Week 6: Plots and TextMate Grammars

This week’s plans were to essentially work on and implement the PLOT statement, and then to see how to update the TextMate Grammar and add in the new syntax.

Plots

Continuing from last week, we have auto-imports and an AST for Plots. With some little code generation, we can have a functioning PLOT statement.

Here’s the implementation I ended up choosing out of the 3 possible ways:

PARALLEL(OUTPUT(,,NAMED('<name>')),<module>.<function template>);

PARALLEL allows for the actions to be executed in parallel, or rather, parallel given the best ordering that the ECL Compiler finds.

The code generation section was added in using this above idea, and care was taken to not emit the plot statement if the plot method was not found (and also raise an error) – as in such a case no template for the function call would be found.

Let’s take this sample code for reference

import marks;

-- lets get all the average marks of each subject
counting = select DISTINCT subid,AVG(marks) as avgmarks from marks.marks group by subid;
// join this to get the subject names
marksJoined = select * from counting join marks.subs on counting.subid=marks.subs.subid;

output counting title marksAvg;
// filter out what we need for plotting

marksPlottable = select subname, avgmarks from marksJoined;
// some different plots
PLOT from marksPlottable title hello type bar;
PLOT from marksPlottable title hello2 type bubble;

Doing some sample codegeneration after implementation, we get this translation:

IMPORT Visualizer;
IMPORT marks;
__r_action_0 := FUNCTION
__r_action_1 := TABLE(marks.marks,{ subid,avgmarks := AVE(GROUP,marks) },subid);
__r_action_2 := DEDUP(__r_action_1,ALL);
RETURN __r_action_2;
END;
counting := __r_action_0;
__r_action_3 := FUNCTION
somesource := JOIN(counting,marks.subs,LEFT.subid = RIGHT.subid);
__r_action_4 := TABLE(somesource,{ somesource });
RETURN __r_action_4;
END;
marksJoined := __r_action_3;
OUTPUT(counting,,NAMED('marksAvg'));
__r_action_5 := FUNCTION
__r_action_6 := TABLE(marksJoined,{ subname,avgmarks });
RETURN __r_action_6;
END;
marksPlottable := __r_action_5;
PARALLEL(OUTPUT(marksPlottable,,NAMED('hello')),Visualizer.MultiD.bar('hello',,'hello'));
PARALLEL(OUTPUT(marksPlottable,,NAMED('hello2')),Visualizer.TwoD.Bubble('hello2',,'hello2'));

Submitting this job to the local cluster, we can browse the Visualizations by going over to the workunit’s ‘Resources’ tab.

And, we have plots!

TextMate Grammars

The current Grammar that is being used is from the Javascript version, and is a bit finicky. When it was being set up, I used an approach similar to modelling a CFG – I mapped the ANTLR statements over to syntax mapping rules. That’s not the best idea.

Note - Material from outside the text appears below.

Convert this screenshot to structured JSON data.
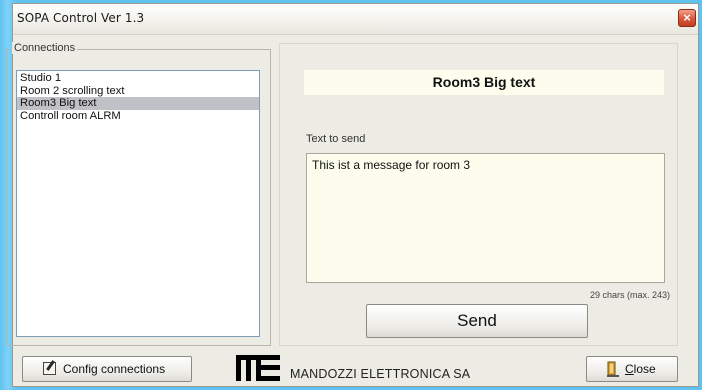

I lookup and read a few grammars that were present for existing languages, giving some extra time to SQL. Turns out, most of them do not use that method above (Not a surprise to anyone).

When doing syntax highlighting, the developer also needs feedback as its being typed. If you wait for the whole statement to match, the whole statement will be in plain white until the ending ‘;’.

A much better way, is to recognize specific parts of the language, fast, and colour them accordingly.

Since HSQL has a lot of tokens, this is good and syntax highlighting can be done pretty effectively. Adding in the tokens for the language, we see some good highlighting, which the user can take advantage of as they are typing.

That took a while to get right, and as a result, this solves too issues at mind:

Performance and complexity: The regexes and captures were difficult, long and annoying to read. By just identifying and colouring the tokens, the grammar is much simpler, and easy to read (and maintain).
Tying into the ANTLR grammar: As the earlier TextMate grammar was identifying whole statements, the two grammars needed to be completely in sync, which is difficult considering the fact that the language is being actively worked on. Identifying token-wise simplifies things, and as we no longer dependent on the grammar, the grammar can be worked on and the syntax highlighting will still work very well. Only every now and then, new keywords that will be a part of the language need to be added into the TextMate grammar.

Wrapping up

Week 6 completes, and so do the midterm goals that we had planned for. The plan for the next week is roughly:

Decide on the plan ahead
Fix VSCode extension related bugs: Due to some breakage due to the addition of the File Providers in earlier weeks, quite a few bugsfixes have to be done for the HSQL extension.
Add in DISTRIBUTE BY to Select – This would correspond to DISTRIBUTE in ECL
Investigate grammar for WRITE TO variant of the OUTPUT statement for writing to files.